The work I have done by simply comparing images on different weather maps barely qualifies as research, by professional standards, so let’s just call it work. I do have good tools to work with. Their assortment is somewhat limited, but their quality is indisputably first-rate. One key tool shows the total amount of PW in the atmosphere, broken down according to its total overhead molecular weight in the atmosphere above every locality on the surface of the globe. There is never any breakdown by component, just the total, which might seem like a handicap but turns out to be of great interest with respect to the final outcome. Because new maps are published every day I can easily see how total PW changes from one day to the next over any location of my choice and what it means. Another tool that is readily available, and also updated each day, reveals each day’s temperature anomaly for every locality compared with the “normal” average temperature of that locality on the same day of the year as derived from an extended baseline period. The latter has been determined with the help of computers and a well-managed historical database.

There is no similar tool available showing what the average PW value was for that same day of year throughout the same baseline period, as either a raw number or as a factored part of the current day’s anomaly. Such a tool would allow us to see at a glance whether there was any tendency for temperature and PW anomalies, when compared side by side for any location, to be moving up and down together in a consistent way, or precisely how much influence one—meaning PW—might be having over the other. I found ways to sidestep this missing piece of data with estimates that had to be a little less accurate but always managed to end up wih a consistent final result: it makes little difference how the composition of PW differs from day to day.
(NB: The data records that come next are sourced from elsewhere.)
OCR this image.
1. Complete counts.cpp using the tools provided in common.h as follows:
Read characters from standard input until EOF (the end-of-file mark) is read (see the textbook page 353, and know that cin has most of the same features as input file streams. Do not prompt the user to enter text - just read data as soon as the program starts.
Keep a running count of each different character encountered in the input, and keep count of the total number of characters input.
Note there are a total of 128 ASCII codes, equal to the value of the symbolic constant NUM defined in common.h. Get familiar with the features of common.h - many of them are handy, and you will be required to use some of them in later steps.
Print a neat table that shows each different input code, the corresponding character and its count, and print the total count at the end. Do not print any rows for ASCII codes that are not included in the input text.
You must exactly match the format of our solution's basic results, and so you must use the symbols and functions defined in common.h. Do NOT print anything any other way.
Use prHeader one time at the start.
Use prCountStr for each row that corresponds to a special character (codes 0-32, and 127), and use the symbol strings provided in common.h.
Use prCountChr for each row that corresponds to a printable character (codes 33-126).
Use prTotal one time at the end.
Thus, whatever impact is expressed by water vapor alone results in an impact highly comparable to that of all alternative combinations of H2O molecular states. Weight for weight, PW of any make-up and plain water vapor appear to have the same greenhouse effect, and we even have a good way to express the strength of this mutual effect: any double in the total weight of overhead PW molecules, all else being equal, will cause surface temperatures to increase by about 10C. That’s my result. Scientists have even sharper tools in hand, which would enable them to either verify or discredit my claim, indeed fairly quickly, if they chose to make such an effort.

Let’s suppose now that my claims ring true and are backed up by science. What are the implications? My claims really depend on observations that are made while taking into account the presence of all the PW that has found its way into the upper altitude regions of each hemisphere, where jet streams are active. This is the region of atmosphere where PW forms into rivers or streams composed of molecules that are surprisingly concentrated. These streams habitually flow continuously, away from their sources, much as streams of water do except that in this case the direction of flow is reversed—flow volume starts highly concentrated and then steadily diminishes as it moves along, shedding raindrops instead of collecting rainwater, and finally disappears. The streambeds themselves keep moving around, more and more so in their outer extensions, which means that all of the surfaces below on some days have high concentrations of PW cruising overhead and some days low. The differences between high and low keep changing, and may be highly variable. They can always be compiled into an average amount for any day at each location. Each new day will then be either above or below the historical average, which we think of as “the norm.” What I keep observing, here and there, is that on some days the PW flow can be as great as four and even six or (rarely) more times normal, and on other days as low as one quarter or one sixth, etc. Four times normal always seems to be associated with measured temperature anomalies in the +20C neighborhood, etc. This kind of information, if treated as real, would surely have a profound effect on the science of climate change.

Carl